Pour la répétition, c’est surtout la simultanée des publications qui joue, renforcée par la publication kiosque française qui publiait dans un même mag un numéro de chaque série.
Condition sine qua non pour que le héros soit au 36ème dessous : ça marche pour un Daredevil qui est assez reclus et peu en lien avec le reste de l’univers Marvel hormis Spidey à l’époque de Miller. Moins pour un Superman membre de la Justice League ou un Nightwing à l’époque de Devin Grayson à mon avis.
C’est bizarre de prendre un personnage comme Superman et de lui diminuer à ce point ses pouvoirs…
Je ne m’étais pas intéressé à ce run et cet article ne va pas trop changer la donne. C’est dommage, Gene Luen Yang m’avait plutôt convaincu dans THE SHADOW HERO.

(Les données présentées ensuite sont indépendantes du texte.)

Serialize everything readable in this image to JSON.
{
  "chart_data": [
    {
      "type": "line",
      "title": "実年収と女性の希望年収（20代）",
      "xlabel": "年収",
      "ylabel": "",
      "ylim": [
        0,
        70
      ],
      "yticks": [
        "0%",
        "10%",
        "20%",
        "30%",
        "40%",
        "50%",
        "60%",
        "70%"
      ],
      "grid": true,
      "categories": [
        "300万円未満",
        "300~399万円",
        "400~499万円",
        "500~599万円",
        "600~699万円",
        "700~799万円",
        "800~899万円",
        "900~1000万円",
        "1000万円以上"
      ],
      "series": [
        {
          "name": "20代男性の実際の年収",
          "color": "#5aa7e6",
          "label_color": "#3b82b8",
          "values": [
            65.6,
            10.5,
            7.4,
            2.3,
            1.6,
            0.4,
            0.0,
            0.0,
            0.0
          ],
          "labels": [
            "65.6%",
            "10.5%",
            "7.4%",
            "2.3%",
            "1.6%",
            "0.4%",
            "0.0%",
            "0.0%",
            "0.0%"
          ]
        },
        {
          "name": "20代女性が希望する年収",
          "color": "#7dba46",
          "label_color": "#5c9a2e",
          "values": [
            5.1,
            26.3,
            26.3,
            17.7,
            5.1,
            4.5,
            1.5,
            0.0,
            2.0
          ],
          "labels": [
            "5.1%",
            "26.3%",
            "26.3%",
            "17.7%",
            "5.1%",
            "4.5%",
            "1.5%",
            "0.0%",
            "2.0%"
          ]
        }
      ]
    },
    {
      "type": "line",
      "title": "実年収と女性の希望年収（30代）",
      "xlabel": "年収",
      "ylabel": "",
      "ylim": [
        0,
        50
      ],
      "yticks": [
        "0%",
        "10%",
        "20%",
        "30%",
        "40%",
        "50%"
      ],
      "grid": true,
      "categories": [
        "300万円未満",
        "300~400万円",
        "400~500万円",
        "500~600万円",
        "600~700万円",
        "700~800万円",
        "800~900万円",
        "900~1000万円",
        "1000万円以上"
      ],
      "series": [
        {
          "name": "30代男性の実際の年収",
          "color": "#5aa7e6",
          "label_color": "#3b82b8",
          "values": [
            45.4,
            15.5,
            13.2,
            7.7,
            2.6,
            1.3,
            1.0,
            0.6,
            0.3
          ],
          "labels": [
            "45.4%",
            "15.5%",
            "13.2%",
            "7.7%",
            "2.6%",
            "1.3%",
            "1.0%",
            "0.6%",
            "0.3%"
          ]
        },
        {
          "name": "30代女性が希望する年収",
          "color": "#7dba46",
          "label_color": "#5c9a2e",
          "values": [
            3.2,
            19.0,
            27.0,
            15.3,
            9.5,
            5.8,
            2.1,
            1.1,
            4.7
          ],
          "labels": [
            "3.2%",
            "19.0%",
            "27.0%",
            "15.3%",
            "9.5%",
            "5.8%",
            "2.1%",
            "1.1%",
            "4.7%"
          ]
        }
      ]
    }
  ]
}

Je suis loin d’être un spécialiste de Superman, c’est donc toujours plaisant de découvrir ses aventures sur ce blog. J’aime beaucoup ton article JB : il est bien écrit et édité, structuré et clair. Ce qui n’est pas le cas de la continuité DC, je n’ai pas compris toutes les lignes temporelles mais bon, je ne compte vraiment pas essayer ! Je remarque juste qu’encore une fois les auteurs s’adaptent à l’actualité et après tout c’est un peu le but des comics et bds même si la plupart des gens n’ont pas du tout cette vision du médium. J’ajouterai que les dessins ne m’attirent pas vraiment, ou alors c’est dû à la colorisation…
La BO : magnifique et tellement à propos. Super choix.
Merci pour tes remarques, bien que mon article fasse pâle figure devant les petit bijoux de cette semaine
Alors pas du tout, je serais bien incapable d’être aussi précis et informatif que toi : je n’écris jamais d’analyse en fait. Et personnellement ce genre d’article sur du mainstream me cultive sans que j’aie à pousser plus loin, me contentant d’une vision superficielle mais qui permet d’avoir des bases.